Effects of bestatin on phagocytic cells in cyclophosphamide-treated mice

The low-molecular weight dipeptide bestatin is a potent inhibitor of aminopeptidase N and has been demonstrated to have antitumor and immunomodulatory effects. The effects of bestatin on interleukin (IL)-1 beta synthesis and release by peritoneal macrophages stimulated in vitro with lipopolysaccharide (LPS) from E. coli, the phagocytic and oxidative burst activity from peripheral blood monocytes and granulocytes and the number of blood leukocytes and blood picture in cyclophosphamide-treated mice were tested.
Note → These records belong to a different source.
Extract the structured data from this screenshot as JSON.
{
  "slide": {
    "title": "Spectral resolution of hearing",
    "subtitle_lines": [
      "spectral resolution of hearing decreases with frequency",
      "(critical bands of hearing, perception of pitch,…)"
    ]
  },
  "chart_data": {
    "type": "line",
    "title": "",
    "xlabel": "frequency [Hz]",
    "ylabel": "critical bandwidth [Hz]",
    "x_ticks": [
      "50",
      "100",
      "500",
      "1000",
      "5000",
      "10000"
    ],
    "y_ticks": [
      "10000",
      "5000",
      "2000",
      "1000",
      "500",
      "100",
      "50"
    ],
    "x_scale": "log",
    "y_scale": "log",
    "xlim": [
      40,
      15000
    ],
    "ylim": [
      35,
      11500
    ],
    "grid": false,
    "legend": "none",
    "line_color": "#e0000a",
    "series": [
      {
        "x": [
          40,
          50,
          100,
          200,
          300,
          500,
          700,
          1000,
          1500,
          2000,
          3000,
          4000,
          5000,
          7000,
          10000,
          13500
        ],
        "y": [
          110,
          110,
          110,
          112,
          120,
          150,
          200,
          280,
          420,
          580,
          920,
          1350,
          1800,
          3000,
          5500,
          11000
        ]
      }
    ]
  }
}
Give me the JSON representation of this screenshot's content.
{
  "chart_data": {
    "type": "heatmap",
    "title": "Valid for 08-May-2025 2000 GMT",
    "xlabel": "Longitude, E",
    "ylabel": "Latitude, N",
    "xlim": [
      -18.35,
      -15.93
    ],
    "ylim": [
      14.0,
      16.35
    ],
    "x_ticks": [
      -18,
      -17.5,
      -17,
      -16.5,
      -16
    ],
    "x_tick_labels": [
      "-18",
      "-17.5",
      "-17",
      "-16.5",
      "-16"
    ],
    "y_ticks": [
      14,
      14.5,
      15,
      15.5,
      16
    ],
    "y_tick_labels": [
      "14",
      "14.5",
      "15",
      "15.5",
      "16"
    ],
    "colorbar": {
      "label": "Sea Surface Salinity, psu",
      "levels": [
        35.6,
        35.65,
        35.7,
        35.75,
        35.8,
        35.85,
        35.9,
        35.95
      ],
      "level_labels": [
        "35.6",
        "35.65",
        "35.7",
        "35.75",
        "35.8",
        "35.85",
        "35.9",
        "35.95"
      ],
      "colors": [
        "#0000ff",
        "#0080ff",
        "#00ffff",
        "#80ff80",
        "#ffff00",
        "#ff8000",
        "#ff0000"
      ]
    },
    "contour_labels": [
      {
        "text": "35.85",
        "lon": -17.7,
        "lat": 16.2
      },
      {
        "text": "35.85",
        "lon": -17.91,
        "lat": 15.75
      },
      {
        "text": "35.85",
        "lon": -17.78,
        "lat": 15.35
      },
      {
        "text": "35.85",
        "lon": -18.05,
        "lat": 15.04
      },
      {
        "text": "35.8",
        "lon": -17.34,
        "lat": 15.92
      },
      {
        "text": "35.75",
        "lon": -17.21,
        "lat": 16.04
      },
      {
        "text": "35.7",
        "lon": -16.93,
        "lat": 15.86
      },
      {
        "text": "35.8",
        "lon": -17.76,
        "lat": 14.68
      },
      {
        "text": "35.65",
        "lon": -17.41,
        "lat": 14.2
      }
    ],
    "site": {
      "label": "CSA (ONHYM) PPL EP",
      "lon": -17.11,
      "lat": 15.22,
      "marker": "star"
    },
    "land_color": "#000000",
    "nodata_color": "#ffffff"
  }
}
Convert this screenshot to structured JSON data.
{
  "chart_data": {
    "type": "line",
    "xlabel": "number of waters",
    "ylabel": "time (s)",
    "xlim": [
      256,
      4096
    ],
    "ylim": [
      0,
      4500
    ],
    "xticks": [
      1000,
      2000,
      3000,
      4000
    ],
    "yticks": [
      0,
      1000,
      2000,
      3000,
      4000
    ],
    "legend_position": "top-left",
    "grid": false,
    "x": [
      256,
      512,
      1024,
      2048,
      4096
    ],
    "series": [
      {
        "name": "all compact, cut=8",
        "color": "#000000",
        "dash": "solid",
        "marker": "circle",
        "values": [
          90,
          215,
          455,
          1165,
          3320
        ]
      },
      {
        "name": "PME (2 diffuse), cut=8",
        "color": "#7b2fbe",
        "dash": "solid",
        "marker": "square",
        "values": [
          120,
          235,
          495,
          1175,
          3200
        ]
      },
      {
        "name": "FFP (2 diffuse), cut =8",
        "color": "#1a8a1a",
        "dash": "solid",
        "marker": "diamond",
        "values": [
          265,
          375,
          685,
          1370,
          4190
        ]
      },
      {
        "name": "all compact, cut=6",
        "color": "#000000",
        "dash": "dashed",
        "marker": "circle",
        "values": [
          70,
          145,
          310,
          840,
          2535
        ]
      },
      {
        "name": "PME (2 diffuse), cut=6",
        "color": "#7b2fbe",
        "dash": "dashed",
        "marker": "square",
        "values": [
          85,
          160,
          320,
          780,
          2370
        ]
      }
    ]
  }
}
Bestatin at doses of 1 and 0.1 mg/kg was injected into cyclophosphamide-treated mice ip five times on alternating days or ten times at 24 h intervals. The first dose of bestatin was administered 24 h after a single injection of cyclophosphamide at a dose of 350 mg/kg. It was found that bestatin administered at doses of 1 and 0.1 mg/kg five times on alternating days increased the synthesis and release of IL-1 beta by resident peritoneal murine macrophages stimulated in vitro with LPS in cyclophosphamide-treated mice. The immuno-correcting action of bestatin on the picture of peripheral blood in cyclophosphamide-treated mice was primarily observed with young forms of neutrophilic granulocytes. The changes were observed irrespective of the dosage and the number of subsequent doses applied. Moreover, the administration of bestatin after pharmacological immunosuppression partially prevented the suppressive effects of cyclophosphamide on the oxidative burst activity of peripheral blood monocytes and stimulated the phagocytic activity of granulocytes.